The domestic sphere is often described as the most private of spaces — a shelter, a sanctuary, a retreat. Yet home is also a site of performance, memory, and negotiation, where identity is shaped through repetition and where the smallest of gestures acquire symbolic resonance. The philosopher Gaston Bachelard famously wrote in The Poetics of Space(1958) that the house is not just an architectural form, but a vessel of imagination, “our corner of the world, our first universe.” From this perspective, every room, every routine, every silence becomes a locus of meaning.
The exhibition Home Habits brings together works by Dmitry Bulnygin, Jeanine Cohen, Semyon Agroskin, and Mathieu Zurstrassen, four artists who, each in their own language, explore how home habits shape our perception of the world. Their works highlight the fragile threshold where the ordinary becomes poetic, where daily repetition becomes ritual, and where silence can be as eloquent as voice.
For Dmitry Bulnygin, the domestic is never neutral. Employing sculpture and installation as a medium, he frames ordinary gestures — setting the table, making tea, sitting in a chair — as acts both absurd and revealing. This estrangement of the everyday recalls Michel de Certeau’s The Practice of Everyday Life (1980), in which ordinary actions are understood as forms of quiet resistance, tactics through which individuals navigate structures of power. Bulnygin’s practice shows how the smallest of domestic routines can reveal the hidden choreography of social and psychological life.
Jeanine Cohen’s practice unfolds in another register, one of perception and materiality. Through her reliefs and installations, she reduces the domestic sphere to its essentials: light, color, shadow, repetition. These minimalist interventions invite a meditative engagement with space, transforming habitual perception into heightened awareness. Her work echoes Henri Lefebvre’s reflections in Rhythmanalysis (1992), where the rhythms of everyday life — cyclical, linear, repetitive — are seen as the pulse of lived experience. In Cohen’s hands, the quiet repetition of domestic life becomes both sculptural form and contemplative encounter.
Semyon Agroskin, by contrast, turns to the house as a repository of memory and affect. His paintings and objects capture the traces of the intimate: fragments of interiors, muted tones, and elusive forms that evoke both presence and absence. If Bachelard imagined the home as a container for dreams, Agroskin shows it equally as a container for loss and recollection. His practice recalls Paul Ricoeur’s writings on memory and narrative, suggesting that domestic space is never simply lived in the present but always layered with echoes of the past — with what has been, and with what is imagined.
Mathieu Zurstrassen approaches the theme from a technological and conceptual angle, exposing the instability of domestic systems.

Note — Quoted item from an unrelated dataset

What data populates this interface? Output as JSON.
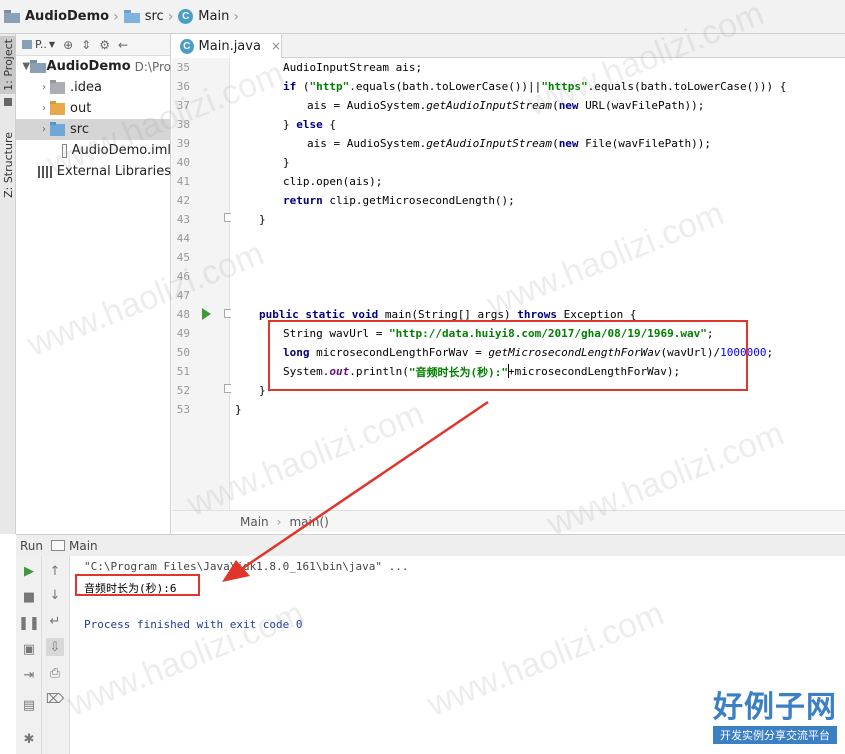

His kinetic and digital works often hover between order and collapse, suggesting that the rituals of everyday life are fragile architectures, always vulnerable to disruption. In this sense, Zurstrassen’s practice resonates with contemporary discourses on the precariousness of private life in an age of constant technological mediation and surveillance. If the home is traditionally seen as a space of stability, his works remind us that it is equally a site of uncertainty.
Together, these four practices reveal that the domestic is not simply a backdrop for life, but a primary site of meaning-making. Household habits — whether pouring water into a glass, opening a window to the street, or arranging objects on a shelf — are revealed as aesthetic gestures in their own right, rituals that give shape to lived time. This perspective resonates with feminist art histories of the 1970s, in which artists such as Mierle Laderman Ukeles or Martha Rosler challenged the invisibility of domestic labor by reframing it as performance, critique, or art. In dialogue with these precedents, Home Habits demonstrates how contemporary practices continue to expand the artistic vocabulary of the home.
Ultimately, the exhibition proposes that the home is not only where we live, but also where we imagine, remember, and transform. It is the place where voices and silences coexist, where the ordinary and the dreamlike meet. Through the works of Bulnygin, Cohen, Agroskin, and Zurstrassen, the exhibition invites us to slow down and attend to the overlooked gestures of daily life — to discover in them a subtle yet profound poetry.